Meurtre de Garlasco: le devoir de l’enquête et l’horreur du cirque
Le Spotlight TV a généré une nouvelle star: Andrea Semplio, 37 ans, la seule enquête dans la nouvelle enquête sur le meurtre de Chiara Poggi. Est-il ou n’est-il pas le meurtrier présumé? Chiara, 26 ans, employée avec un diplôme en économie, a été tuée dans la maison où elle vivait avec ses parents à Garlasco, dans la province de Pavia, le matin du 13 août 2007. Semplio, ami du frère de la fille, avait alors 19 ans. Alors qu’Alberto Stasi, étudiant en économie à l’Université de Bocconi de Milan, en avait 24.
Alberto Stasi condamné pour des chaussures propres
Alberto (photo ci-dessous) était le petit ami de Chiara: c’est lui qui a donné l’alarme, après avoir trouvé le cadavre le long de l’escalier qui mène à la cave, placé à la neuvième étape, comme certains chroniques de l’époque rapportés. Et puisque selon une certaine fiction jumelle, ceux qui trouvent les morts doivent nécessairement être le coupable, en 2015, Stasi a été condamné à 16 ans pour meurtre volontaire: entre autres, également parce qu’il n’y avait pas de traces de sang sur ses chaussures. C’est vrai: s’il descendait de la cave et avait trouvé le corps de Chiara, tué avec un marteau ou un morceau de fer, comment pourrait-il s’en sortir avec des chaussures propres? La conclusion a affirmé que si elle avait changé après le meurtre et avant de donner l’alarme. De là, ainsi que d’autres raisons, la version du crime et son coupable, selon la dernière peine.

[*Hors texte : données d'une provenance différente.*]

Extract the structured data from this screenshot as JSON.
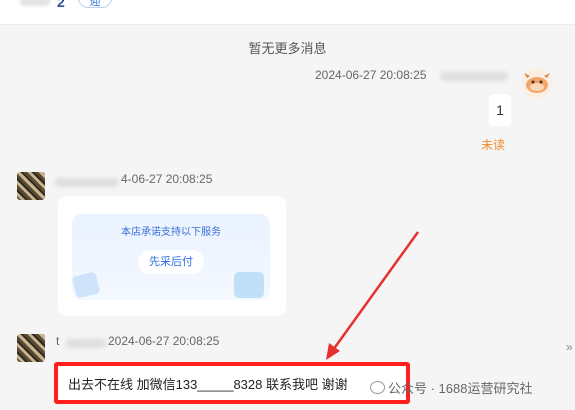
{
  "topbar": {
    "count": "2",
    "pill_label": "迎"
  },
  "chat": {
    "no_more": "暂无更多消息",
    "self_message": {
      "timestamp": "2024-06-27 20:08:25",
      "text": "1",
      "status": "未读"
    },
    "card_message": {
      "timestamp_partial": "4-06-27 20:08:25",
      "card_title": "本店承诺支持以下服务",
      "card_button": "先采后付"
    },
    "text_message": {
      "name_prefix": "t",
      "timestamp_partial": "2024-06-27 20:08:25",
      "text": "出去不在线 加微信133_____8328 联系我吧 谢谢"
    }
  },
  "side": {
    "collapse_glyph": "»"
  },
  "watermark": {
    "text": "公众号 · 1688运营研究社"
  },
  "colors": {
    "highlight": "#ff1f1f",
    "unread": "#f08a2c",
    "link_blue": "#2f6fe0"
  }
}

La peine d’Alberto Stasi à 16 ans de prison, avec le bénéfice du rite abrégé, n’était cependant pas la conclusion d’un processus linéaire. En fait, il est arrivé après deux acquittements complets et l’annulation de l’acquittement avec le report par la Cour de cassation. La nouvelle enquête aujourd’hui, lancée par le procureur de Pavia, Fabio Napoléone, avec le Stefano Civardi ajouté et le procureur, Valentina de Stefano, est donc un must. Surtout, en supposant le risque d’un innocent enfermé en prison, à partir de laquelle il ne peut sortir que quelques semaines pour aller travailler. Tandis que l’évolution scientifique dans les recherches sur les découvertes biologiques de l’époque offre de nouveaux indices qui semblent converger, pour l’instant, sur Andrea Semve.
Andrea Semplio, la guerre personnelle de l’avocat
Mais en faire un coupable est une autre horreur médiatique qui, plutôt que le journalisme écrit, remet en question la télévision à la recherche pérenne de protagonistes en chair et en sang. Il n’y a pas de réforme de cartobie qui tient, ni de prudence ou de présomption d’innocence. Certaines vraies émissions de chroniques de ces jours semblent sportives dimanche après le derby de Rome, Turin et Milan. Oubliant, cependant, qu’Alberto, Andrea, Chiara et ses parents, qui après avoir élaboré le deuil doivent maintenant retravailler la réouverture de l’affaire, ne sont pas des joueurs dans la zone de pénalité.
Il est tout aussi déconcertant de lire que même celui qui devrait gérer l’affaire avec l’équilibre dû, c’est-à-dire que l’avocate Angela Taccia qui défend le nouveau suspect Andrea Semplio, s’est laissée partir sur Instagram, si ces mots sont vraies: « Guerre dure sans crainte ». Le défenseur devrait plutôt avoir le détachement scientifique du médecin, qui grâce à la connaissance de ses études s’occupe du suspect ou de l’accusé soumis à la vérification de l’autorité judiciaire. Quelle guerre? Contre qui? Contre le procureur qui, même s’il est en retard, exerce le devoir de déterminer davantage les faits, ou peut-être contre les avocats d’Alberto Stasi, qui s’est toujours déclaré innocent? De plus, ce cas tragique, comme Novi Ligure, Cogne, Avetrana et bien d’autres, tombe dans le cirque habituel en l’honneur de l’audite et de l’IA goûts sur les réseaux sociaux.